Neural implicit representation, the parameterization of a continuous distance function as a Multi-Layer Perceptron (MLP), has emerged as a promising lead in tackling surface reconstruction from unoriented point clouds. In the presence of noise, however, its lack of explicit neighborhood connectivity makes sharp edges identification particularly challenging, hence preventing the separation of smoothing and sharpening operations, as is achievable with its discrete counterparts. In this work, we propose to tackle this challenge with an auxiliary field, the \emph{octahedral field}. We observe that both smoothness and sharp features in the distance field can be equivalently described by the smoothness in octahedral space. Therefore, by aligning and smoothing an octahedral field alongside the implicit geometry, our method behaves analogously to bilateral filtering, resulting in a smooth reconstruction while preserving sharp edges.
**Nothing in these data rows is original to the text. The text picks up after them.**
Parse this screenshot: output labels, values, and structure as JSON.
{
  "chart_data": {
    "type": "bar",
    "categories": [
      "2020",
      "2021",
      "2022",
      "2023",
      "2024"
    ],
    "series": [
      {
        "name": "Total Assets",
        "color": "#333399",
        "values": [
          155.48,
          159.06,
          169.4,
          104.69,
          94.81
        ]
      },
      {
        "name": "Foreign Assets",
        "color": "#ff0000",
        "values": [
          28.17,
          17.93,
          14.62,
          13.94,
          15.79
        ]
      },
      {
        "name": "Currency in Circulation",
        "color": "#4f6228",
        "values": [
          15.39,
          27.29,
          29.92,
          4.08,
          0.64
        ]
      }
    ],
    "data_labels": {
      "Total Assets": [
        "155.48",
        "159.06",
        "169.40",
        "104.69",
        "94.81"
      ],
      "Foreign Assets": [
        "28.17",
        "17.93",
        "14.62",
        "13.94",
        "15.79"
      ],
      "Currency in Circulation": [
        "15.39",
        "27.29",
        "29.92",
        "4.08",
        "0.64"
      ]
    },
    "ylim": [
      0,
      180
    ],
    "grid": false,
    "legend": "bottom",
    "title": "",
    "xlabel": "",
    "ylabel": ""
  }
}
Despite being operated purely pointwise, our method outperforms various traditional and neural implicit fitting approaches across extensive experiments, and is very competitive with methods that require normals and data priors. Code and data of our work are available at: https://github.com/Ankbzpx/frame-field.
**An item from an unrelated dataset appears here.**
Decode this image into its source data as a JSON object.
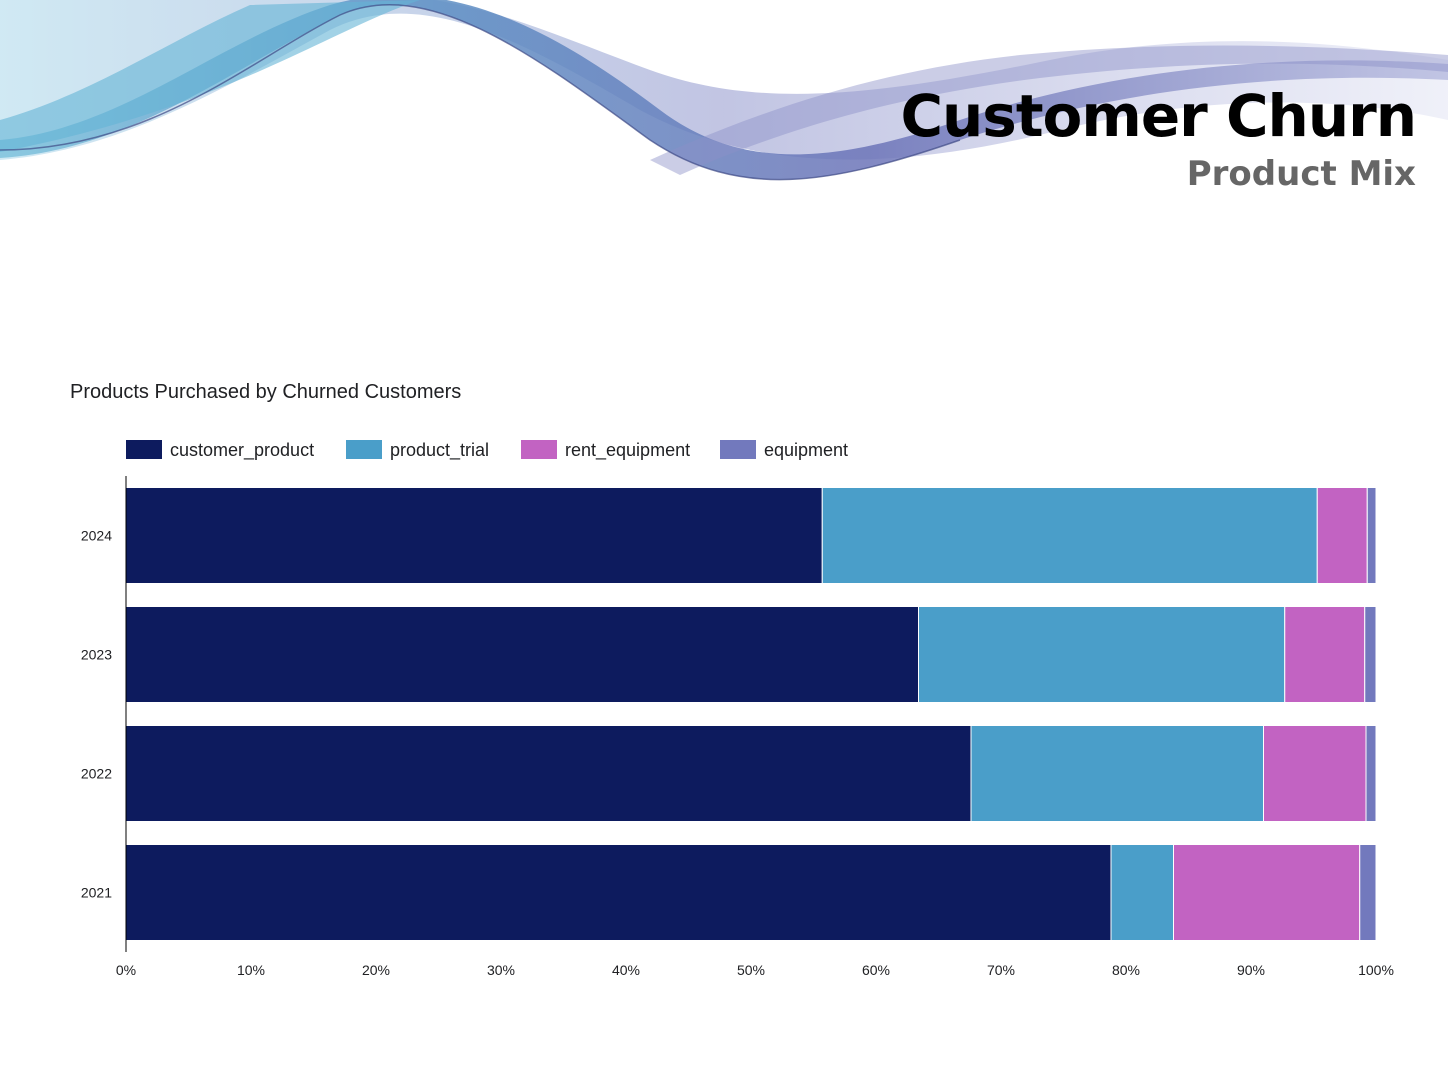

Paper Structure (47 sections, 37 equations, 20 figures, 7 tables)

This paper contains 47 sections, 37 equations, 20 figures, 7 tables.

Figures (20)

  • Figure 1: Geometric intuition. (a) Consider a 2D smooth vector field evaluated at two spatial locations as a pair of orthogonal vectors. Due to spatial smoothness, the vectors associated with points in-between need to cover $90^\circ$ angle difference (b). If the vector field is the gradient field of a 2D SDF, and those two points are its zero level samples, then the underlying surface crossing them must have normal vectors covering at least $90^\circ$ on the Gauss map (visualized as solid color on the circle) (c). Without additional constraints or priors, it is difficult to reduce the neighborhood for the normal rotation to produce a visually sharp turning. (d) Now consider a special vector field, the 2D cross field, that exhibits $90^\circ$ symmetry. Since both vectors are equivalent under orthogonality, there is no angle difference between them (e). Therefore, when used as a guidance for the SDF gradient field, the cross field naturally induces a sharp geometric prior (f).
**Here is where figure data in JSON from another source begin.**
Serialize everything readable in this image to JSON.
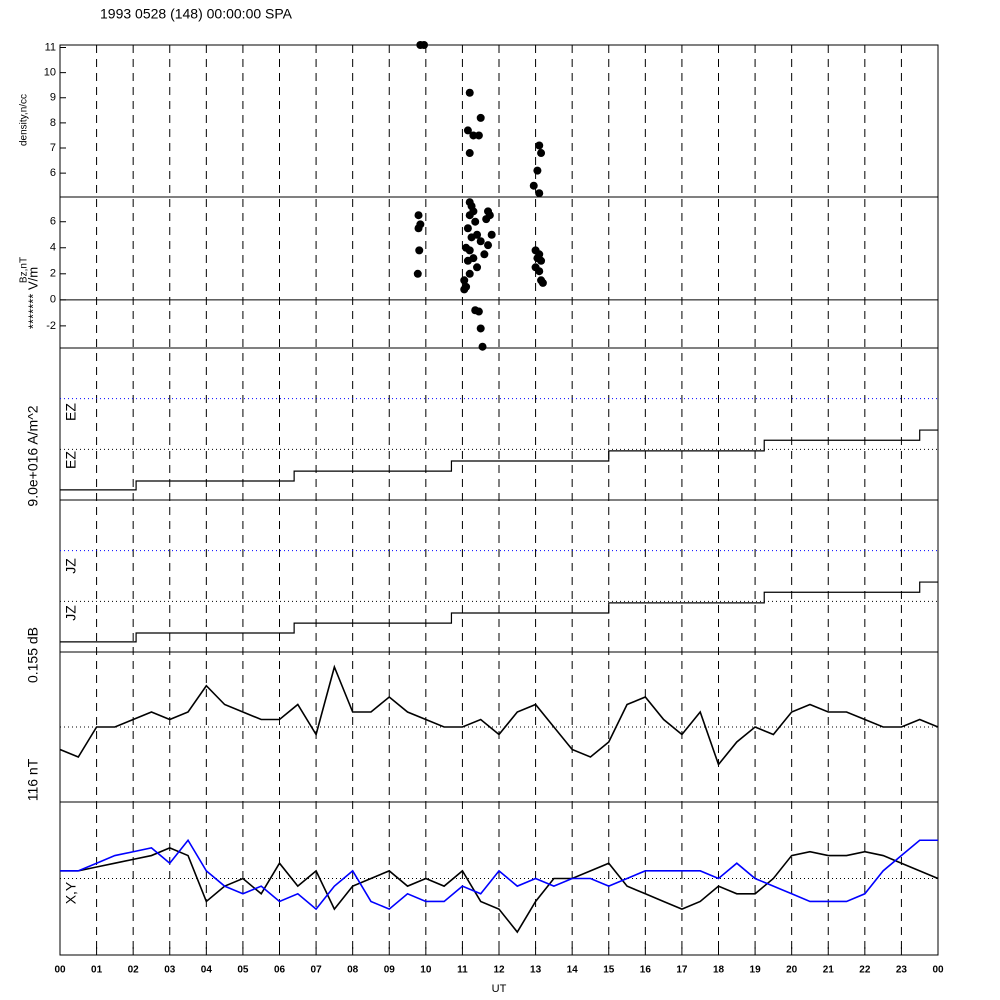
{
  "chart_data": [
    {
      "type": "scatter",
      "title": "1993 0528 (148) 00:00:00 SPA",
      "ylabels": [
        "density,n/cc"
      ],
      "color": "#000000",
      "x": [
        9.85,
        9.95,
        11.2,
        11.15,
        11.3,
        11.45,
        11.5,
        11.2,
        13.1,
        13.15,
        13.05,
        12.95,
        13.1
      ],
      "values": [
        11.1,
        11.1,
        9.2,
        7.7,
        7.5,
        7.5,
        8.2,
        6.8,
        7.1,
        6.8,
        6.1,
        5.5,
        5.2
      ],
      "xlim": [
        0,
        24
      ],
      "ylim": [
        5.05,
        11.1
      ],
      "yticks": [
        6,
        7,
        8,
        9,
        10,
        11
      ]
    },
    {
      "type": "scatter",
      "ylabels": [
        "Bz,nT",
        "******* V/m"
      ],
      "color": "#000000",
      "x": [
        9.8,
        9.85,
        9.8,
        9.82,
        9.78,
        11.2,
        11.25,
        11.3,
        11.2,
        11.35,
        11.15,
        11.4,
        11.25,
        11.5,
        11.1,
        11.2,
        11.3,
        11.15,
        11.4,
        11.2,
        11.05,
        11.1,
        11.05,
        11.35,
        11.45,
        11.5,
        11.55,
        11.7,
        11.75,
        11.65,
        11.8,
        11.7,
        11.6,
        13.0,
        13.1,
        13.05,
        13.15,
        13.0,
        13.1,
        13.15,
        13.2
      ],
      "values": [
        6.5,
        5.8,
        5.5,
        3.8,
        2.0,
        7.5,
        7.2,
        6.8,
        6.5,
        6.0,
        5.5,
        5.0,
        4.8,
        4.5,
        4.0,
        3.8,
        3.2,
        3.0,
        2.5,
        2.0,
        1.5,
        1.0,
        0.8,
        -0.8,
        -0.9,
        -2.2,
        -3.6,
        6.8,
        6.5,
        6.2,
        5.0,
        4.2,
        3.5,
        3.8,
        3.5,
        3.2,
        3.0,
        2.5,
        2.2,
        1.5,
        1.3
      ],
      "xlim": [
        0,
        24
      ],
      "ylim": [
        -3.7,
        7.9
      ],
      "yticks": [
        -2,
        0,
        2,
        4,
        6
      ],
      "zero_line": true
    },
    {
      "type": "step",
      "ylabels": [
        "EZ",
        "EZ",
        "9.0e+016 A/m^2"
      ],
      "color": "#000000",
      "x": [
        0,
        2.08,
        6.4,
        10.7,
        15,
        19.25,
        23.5
      ],
      "values": [
        0.2,
        0.375,
        0.57,
        0.77,
        0.97,
        1.18,
        1.38
      ],
      "xlim": [
        0,
        24
      ],
      "ylim": [
        0,
        3
      ],
      "hlines": [
        {
          "value": 1,
          "color": "#000000"
        },
        {
          "value": 2,
          "color": "#0000ff"
        }
      ]
    },
    {
      "type": "step",
      "ylabels": [
        "JZ",
        "JZ",
        "0.155 dB"
      ],
      "color": "#000000",
      "x": [
        0,
        2.08,
        6.4,
        10.7,
        15,
        19.25,
        23.5
      ],
      "values": [
        0.2,
        0.375,
        0.57,
        0.77,
        0.97,
        1.18,
        1.38
      ],
      "xlim": [
        0,
        24
      ],
      "ylim": [
        0,
        3
      ],
      "hlines": [
        {
          "value": 1,
          "color": "#000000"
        },
        {
          "value": 2,
          "color": "#0000ff"
        }
      ]
    },
    {
      "type": "line",
      "ylabels": [
        "116 nT"
      ],
      "x": [
        0,
        0.5,
        1,
        1.5,
        2,
        2.5,
        3,
        3.5,
        4,
        4.5,
        5,
        5.5,
        6,
        6.5,
        7,
        7.5,
        8,
        8.5,
        9,
        9.5,
        10,
        10.5,
        11,
        11.5,
        12,
        12.5,
        13,
        13.5,
        14,
        14.5,
        15,
        15.5,
        16,
        16.5,
        17,
        17.5,
        18,
        18.5,
        19,
        19.5,
        20,
        20.5,
        21,
        21.5,
        22,
        22.5,
        23,
        23.5,
        24
      ],
      "series": [
        {
          "color": "#000000",
          "values": [
            -0.3,
            -0.4,
            0.0,
            0.0,
            0.1,
            0.2,
            0.1,
            0.2,
            0.55,
            0.3,
            0.2,
            0.1,
            0.1,
            0.3,
            -0.1,
            0.8,
            0.2,
            0.2,
            0.4,
            0.2,
            0.1,
            0.0,
            0.0,
            0.1,
            -0.1,
            0.2,
            0.3,
            0.0,
            -0.3,
            -0.4,
            -0.2,
            0.3,
            0.4,
            0.1,
            -0.1,
            0.2,
            -0.5,
            -0.2,
            0.0,
            -0.1,
            0.2,
            0.3,
            0.2,
            0.2,
            0.1,
            0.0,
            0.0,
            0.1,
            0.0
          ]
        }
      ],
      "xlim": [
        0,
        24
      ],
      "ylim": [
        -1,
        1
      ],
      "hlines": [
        {
          "value": 0,
          "color": "#000000"
        }
      ]
    },
    {
      "type": "line",
      "ylabels": [
        "X,Y"
      ],
      "xlabel": "UT",
      "x": [
        0,
        0.5,
        1,
        1.5,
        2,
        2.5,
        3,
        3.5,
        4,
        4.5,
        5,
        5.5,
        6,
        6.5,
        7,
        7.5,
        8,
        8.5,
        9,
        9.5,
        10,
        10.5,
        11,
        11.5,
        12,
        12.5,
        13,
        13.5,
        14,
        14.5,
        15,
        15.5,
        16,
        16.5,
        17,
        17.5,
        18,
        18.5,
        19,
        19.5,
        20,
        20.5,
        21,
        21.5,
        22,
        22.5,
        23,
        23.5,
        24
      ],
      "series": [
        {
          "color": "#000000",
          "values": [
            0.1,
            0.1,
            0.15,
            0.2,
            0.25,
            0.3,
            0.4,
            0.3,
            -0.3,
            -0.1,
            0.0,
            -0.2,
            0.2,
            -0.1,
            0.1,
            -0.4,
            -0.1,
            0.0,
            0.1,
            -0.1,
            0.0,
            -0.1,
            0.1,
            -0.3,
            -0.4,
            -0.7,
            -0.3,
            0.0,
            0.0,
            0.1,
            0.2,
            -0.1,
            -0.2,
            -0.3,
            -0.4,
            -0.3,
            -0.1,
            -0.2,
            -0.2,
            0.0,
            0.3,
            0.35,
            0.3,
            0.3,
            0.35,
            0.3,
            0.2,
            0.1,
            0.0
          ]
        },
        {
          "color": "#0000ff",
          "values": [
            0.1,
            0.1,
            0.2,
            0.3,
            0.35,
            0.4,
            0.2,
            0.5,
            0.1,
            -0.1,
            -0.2,
            -0.1,
            -0.3,
            -0.2,
            -0.4,
            -0.1,
            0.1,
            -0.3,
            -0.4,
            -0.2,
            -0.3,
            -0.3,
            -0.1,
            -0.2,
            0.1,
            -0.1,
            0.0,
            -0.1,
            0.0,
            0.0,
            -0.1,
            0.0,
            0.1,
            0.1,
            0.1,
            0.1,
            0.0,
            0.2,
            0.0,
            -0.1,
            -0.2,
            -0.3,
            -0.3,
            -0.3,
            -0.2,
            0.1,
            0.3,
            0.5,
            0.5
          ]
        }
      ],
      "xlim": [
        0,
        24
      ],
      "ylim": [
        -1,
        1
      ],
      "hlines": [
        {
          "value": 0,
          "color": "#000000"
        }
      ],
      "xticks": [
        {
          "value": 0,
          "label": "00"
        },
        {
          "value": 1,
          "label": "01"
        },
        {
          "value": 2,
          "label": "02"
        },
        {
          "value": 3,
          "label": "03"
        },
        {
          "value": 4,
          "label": "04"
        },
        {
          "value": 5,
          "label": "05"
        },
        {
          "value": 6,
          "label": "06"
        },
        {
          "value": 7,
          "label": "07"
        },
        {
          "value": 8,
          "label": "08"
        },
        {
          "value": 9,
          "label": "09"
        },
        10,
        11,
        12,
        13,
        14,
        15,
        16,
        17,
        18,
        19,
        20,
        21,
        22,
        23,
        {
          "value": 24,
          "label": "00"
        }
      ]
    }
  ]
}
  • Figure 2: The illustration of our pipeline. Given an unoriented point cloud (a), we initialize a distance field. By pairing with an aligned octahedral field and encouraging smoothness in octahedral space (b-d), we perform simultaneous smoothing and sharpening of the underlying geometry.
  • Figure 3: Non-$90^\circ$ dihedral angle handling, the green strokes indicate the zero level sets under smooth vector interpolation, while the red strokes indicate the ones under our guidance. Although $90^\circ$ symmetry cannot precisely describe a non-$90^\circ$ angle, it can still serve as a prior for visually sharp features (a-d), and when the angle difference is small, it converges to smooth vector interpolation (e).
  • Figure 4: Qualitative results of implicit fitting methods on ABC / Thingi10k at noise level $0.002L$. Our method outperforms others with cleaner shape features.
  • Figure 5: Qualitative result of denoising methods on ABC / Thingi10k. Our method performs better at highlighting sharp edges and maintaining organic shape features.